Premio Mondello 2014: i vincitori

Il Premio Internazionale Mondello ha concluso la sua quarantesima edizione tra le splendide sale della Società Storia Patria di Palermo, premiando i vincitori della sezione Opera Italiana riconosciuti lo scorso 15 Aprile, ma nel contempo consegnando il Premio Mondello Critica, il Premio Autore Straniero, il Premio Speciale "40 anni di Mondello" e, dulcis in fundo, decretando il MondelloGiovani e il SuperMondello.
In tale occasione, seguita ad un interessante dibattito dal titolo “IL LIBRO CHE VORREI. Fonte di magia, rifugio o punto d’incontro? La lettura negli attuali immaginari giovanili”, il comitato composto dai critici Giancarlo Alfano, Salvatore Ferlita e Filippo La Porta, dallo scrittore Niccolò Ammaniti, e da 240 qualificati lettori, ha insignito Irene ChiasFrancesco Pecoraro (finalista del Premio Strega 2014) e Giorgio Falco dei premi Opera Italiana. Riconosciuto alla Chias, inoltre, il MondelloGiovani per Esercizi di sevizia e seduzione (Mondadori, del quale vi avevamo raccontato la presentazione in questo articolo), perché secondo la giuria "con risvolti surreali, a tratti irresistibili: l’autrice sa essere efficacemente graffiante e sarcastica, nella messa a punto dei tragicomici siparietti. La sua pronuncia, contaminata umoristicamente con la koinè della medicina è veloce, le battute contro la deriva maschilista e l’immaginario fallologocentrico si alternano con la velocità di imprevedibili cortocircuiti".

Ad aggiudicarsi il SuperMondello è stato, invece, Giorgio Falco con La gemella H (Einaudi), romanzo apprezzato dalla giuria soprattutto perché "Giorgio Falco lavora essenzialmente a due livelli. Il primo è quello dello stile, dove il carattere equitonale, semplice, addirittura piatto della scrittura rende banalmente normali gli stravolgimenti del Nazismo, della guerra mondiale e del periodo successivo, se possibile ancora più feroce. Il secondo livello è invece quello narrativo, che agisce in maniera molto sottile, creando inaspettati parallelismi tra chi ha approfittato della violenza aguzzina e chi, incolpevole ai tempi del Fascismo, ne ripete, inconsapevole, alcune forme di prepotenza".
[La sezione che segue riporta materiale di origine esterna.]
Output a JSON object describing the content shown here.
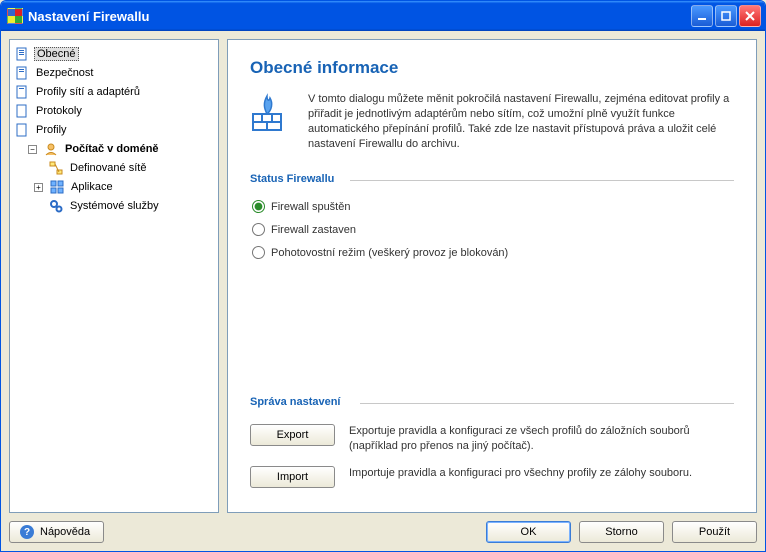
{
  "window": {
    "title": "Nastavení Firewallu"
  },
  "tree": {
    "items": [
      {
        "label": "Obecné"
      },
      {
        "label": "Bezpečnost"
      },
      {
        "label": "Profily sítí a adaptérů"
      },
      {
        "label": "Protokoly"
      },
      {
        "label": "Profily"
      },
      {
        "label": "Počítač v doméně"
      },
      {
        "label": "Definované sítě"
      },
      {
        "label": "Aplikace"
      },
      {
        "label": "Systémové služby"
      }
    ]
  },
  "page": {
    "title": "Obecné informace",
    "intro": "V tomto dialogu můžete měnit pokročilá nastavení Firewallu, zejména editovat profily a přiřadit je jednotlivým adaptérům nebo sítím, což umožní plně využít funkce automatického přepínání profilů. Také zde lze nastavit přístupová práva a uložit celé nastavení Firewallu do archivu."
  },
  "status": {
    "title": "Status Firewallu",
    "options": [
      "Firewall spuštěn",
      "Firewall zastaven",
      "Pohotovostní režim (veškerý provoz je blokován)"
    ]
  },
  "mgmt": {
    "title": "Správa nastavení",
    "export_label": "Export",
    "export_desc": "Exportuje pravidla a konfiguraci ze všech profilů do záložních souborů (například pro přenos na jiný počítač).",
    "import_label": "Import",
    "import_desc": "Importuje pravidla a konfiguraci pro všechny profily ze zálohy souboru."
  },
  "footer": {
    "help": "Nápověda",
    "ok": "OK",
    "cancel": "Storno",
    "apply": "Použít"
  }
}
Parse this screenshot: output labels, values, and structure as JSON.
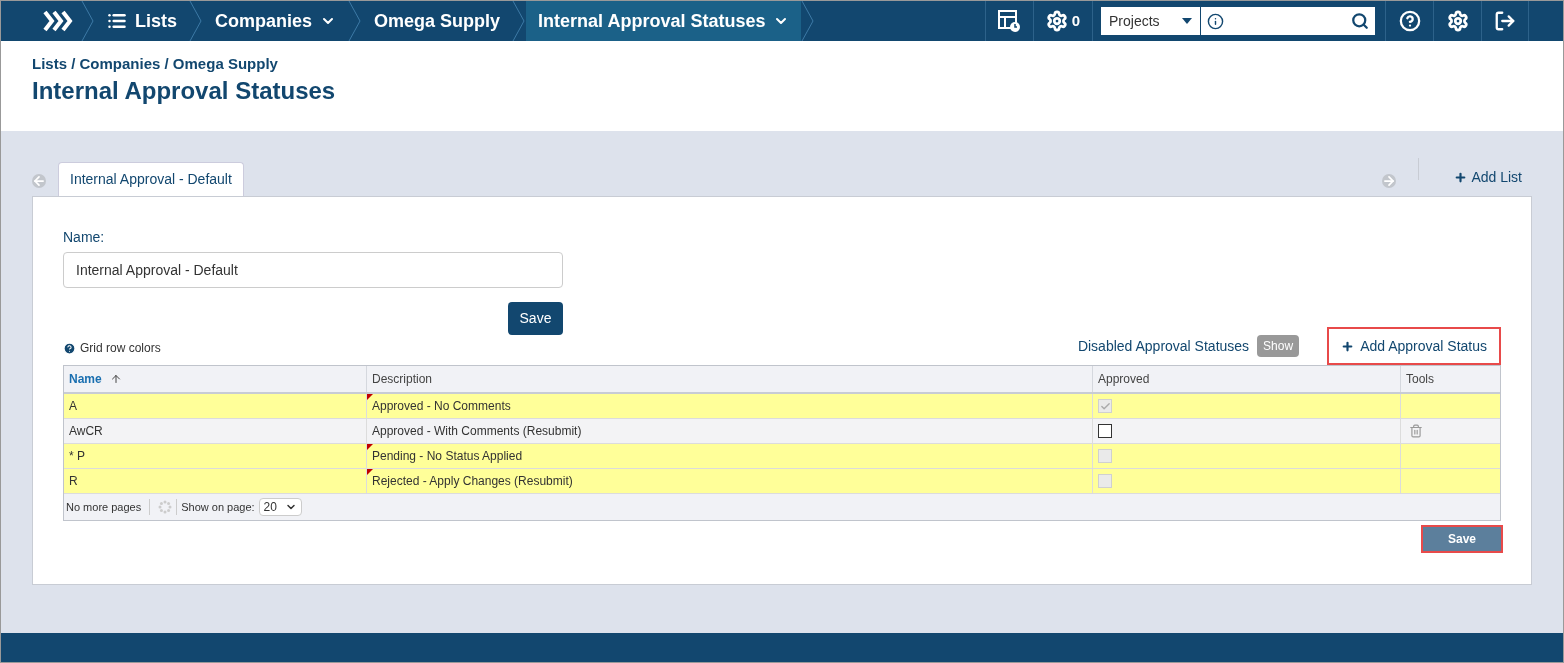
{
  "topnav": {
    "crumbs": [
      {
        "label": "Lists",
        "dropdown": false,
        "selected": false
      },
      {
        "label": "Companies",
        "dropdown": true,
        "selected": false
      },
      {
        "label": "Omega Supply",
        "dropdown": false,
        "selected": false
      },
      {
        "label": "Internal Approval Statuses",
        "dropdown": true,
        "selected": true
      }
    ],
    "jobs_count": "0",
    "search_scope": "Projects"
  },
  "header": {
    "breadcrumb": "Lists / Companies / Omega Supply",
    "title": "Internal Approval Statuses"
  },
  "tabs": [
    {
      "label": "Internal Approval - Default",
      "selected": true
    }
  ],
  "add_list": "Add List",
  "form": {
    "name_label": "Name:",
    "name_value": "Internal Approval - Default",
    "save": "Save"
  },
  "grid_help": "Grid row colors",
  "disabled_label": "Disabled Approval Statuses",
  "show_button": "Show",
  "add_status": {
    "label": "Add Approval Status",
    "highlighted": true
  },
  "table": {
    "columns": [
      {
        "label": "Name",
        "sorted": true
      },
      {
        "label": "Description",
        "sorted": false
      },
      {
        "label": "Approved",
        "sorted": false
      },
      {
        "label": "Tools",
        "sorted": false
      }
    ],
    "rows": [
      {
        "name": "A",
        "description": "Approved - No Comments",
        "highlighted": true,
        "note": true,
        "checked": true,
        "disabled": true,
        "deletable": false
      },
      {
        "name": "AwCR",
        "description": "Approved - With Comments (Resubmit)",
        "highlighted": false,
        "note": false,
        "checked": false,
        "disabled": false,
        "deletable": true
      },
      {
        "name": "* P",
        "description": "Pending - No Status Applied",
        "highlighted": true,
        "note": true,
        "checked": false,
        "disabled": true,
        "deletable": false
      },
      {
        "name": "R",
        "description": "Rejected - Apply Changes (Resubmit)",
        "highlighted": true,
        "note": true,
        "checked": false,
        "disabled": true,
        "deletable": false
      }
    ],
    "pager": {
      "status": "No more pages",
      "show_label": "Show on page:",
      "page_size": "20"
    }
  },
  "bottom_save": {
    "label": "Save",
    "highlighted": true
  }
}
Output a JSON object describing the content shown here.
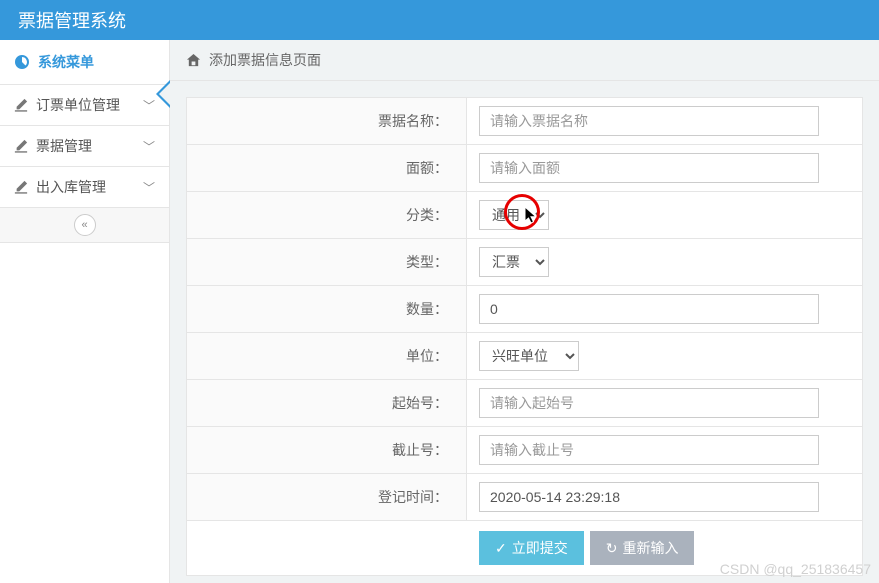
{
  "header": {
    "title": "票据管理系统"
  },
  "sidebar": {
    "heading": "系统菜单",
    "items": [
      {
        "label": "订票单位管理"
      },
      {
        "label": "票据管理"
      },
      {
        "label": "出入库管理"
      }
    ]
  },
  "breadcrumb": {
    "title": "添加票据信息页面"
  },
  "form": {
    "fields": {
      "name": {
        "label": "票据名称：",
        "placeholder": "请输入票据名称",
        "value": ""
      },
      "amount": {
        "label": "面额：",
        "placeholder": "请输入面额",
        "value": ""
      },
      "category": {
        "label": "分类：",
        "selected": "通用"
      },
      "type": {
        "label": "类型：",
        "selected": "汇票"
      },
      "quantity": {
        "label": "数量：",
        "placeholder": "",
        "value": "0"
      },
      "unit": {
        "label": "单位：",
        "selected": "兴旺单位"
      },
      "start": {
        "label": "起始号：",
        "placeholder": "请输入起始号",
        "value": ""
      },
      "end": {
        "label": "截止号：",
        "placeholder": "请输入截止号",
        "value": ""
      },
      "time": {
        "label": "登记时间：",
        "placeholder": "",
        "value": "2020-05-14 23:29:18"
      }
    },
    "buttons": {
      "submit": "立即提交",
      "reset": "重新输入"
    }
  },
  "watermark": "CSDN @qq_251836457"
}
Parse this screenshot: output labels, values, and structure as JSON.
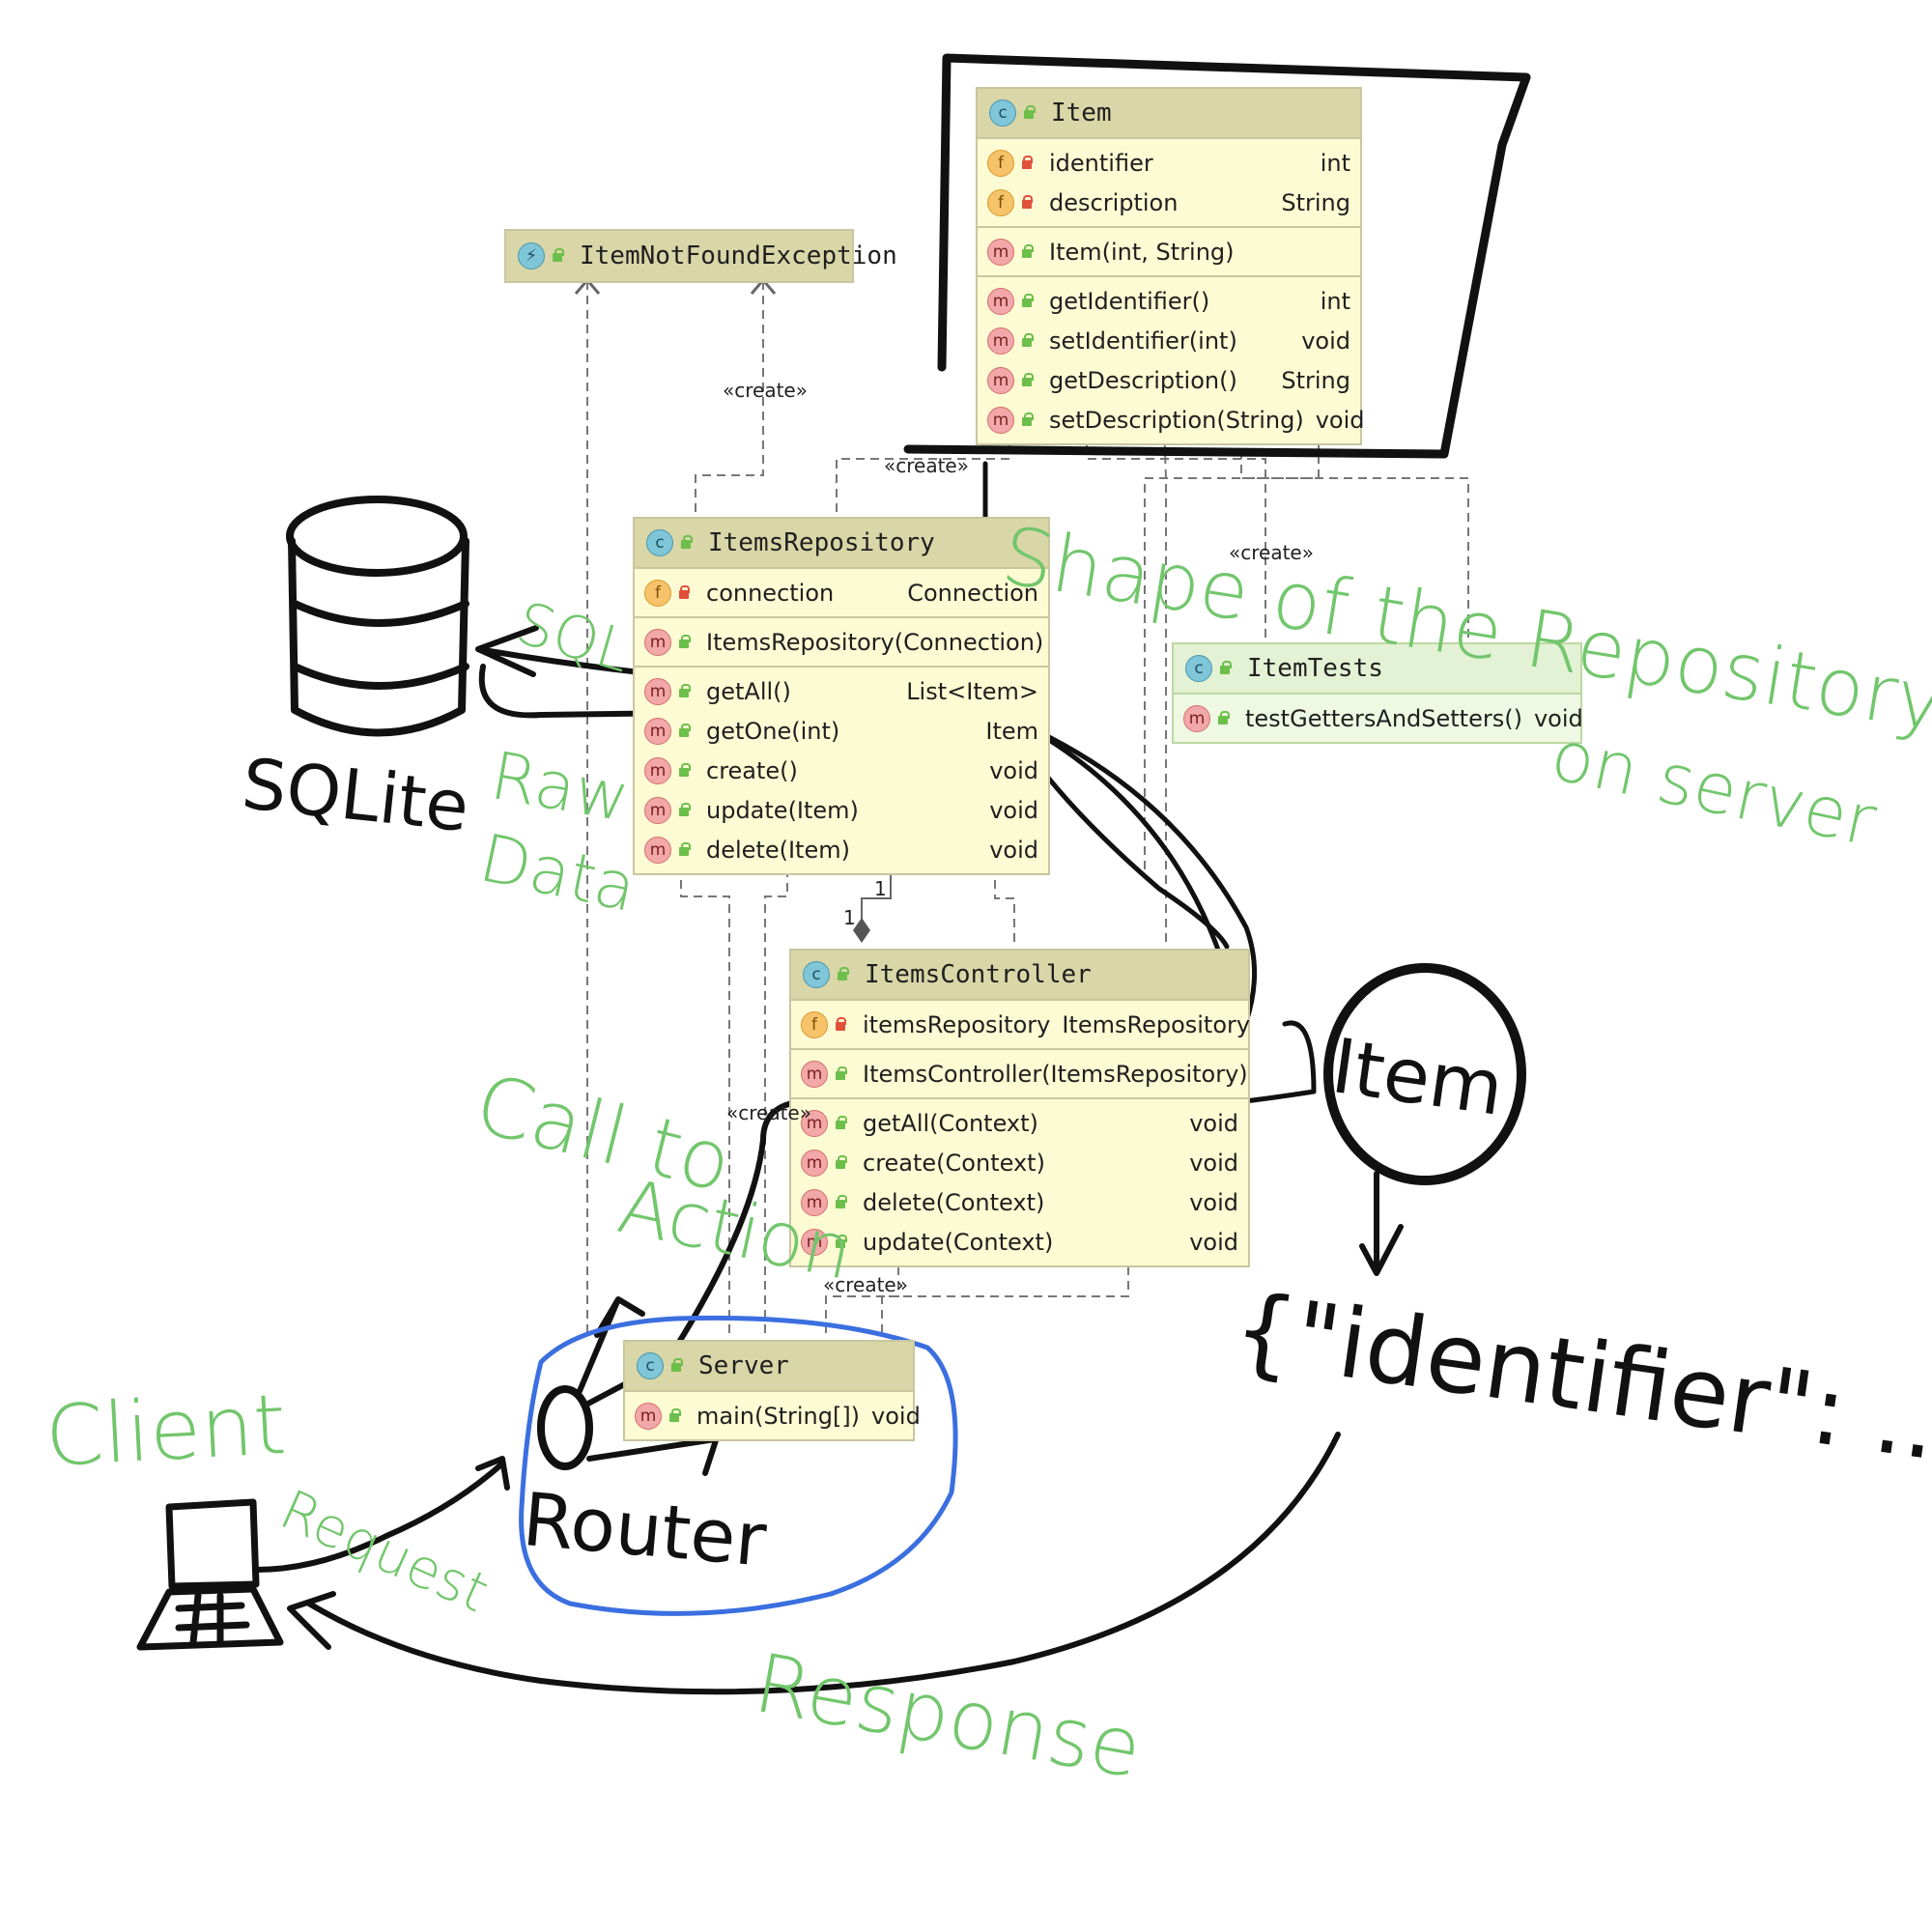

Encomio della Critica per Enrico Testa con L'italiano nascosto, un testo critico volto ad analizzare gli usi della nostra lingua al di fuori del canonico divario tra italiano colto e dialetti, "un «racconto» limpido, persuasivo, coerente, affollato da mercanti, pescivendoli, ciabattini, soldati, monaci e briganti, e sapientemente affidato a una documentazione puntigliosa, che potrebbe ridurre la distanza tra lingua letteraria (congelata in una condizione di separatezza dai motivi e dalle espressioni legati alla proteiforme condizione umana) e lingua dell’uso e ridare un po’ di fiducia alla possibilità espressiva e comunicativa dell’italiano «pidocchiale», per dirla con Tommaso Landolfi, quello della vita nascosta".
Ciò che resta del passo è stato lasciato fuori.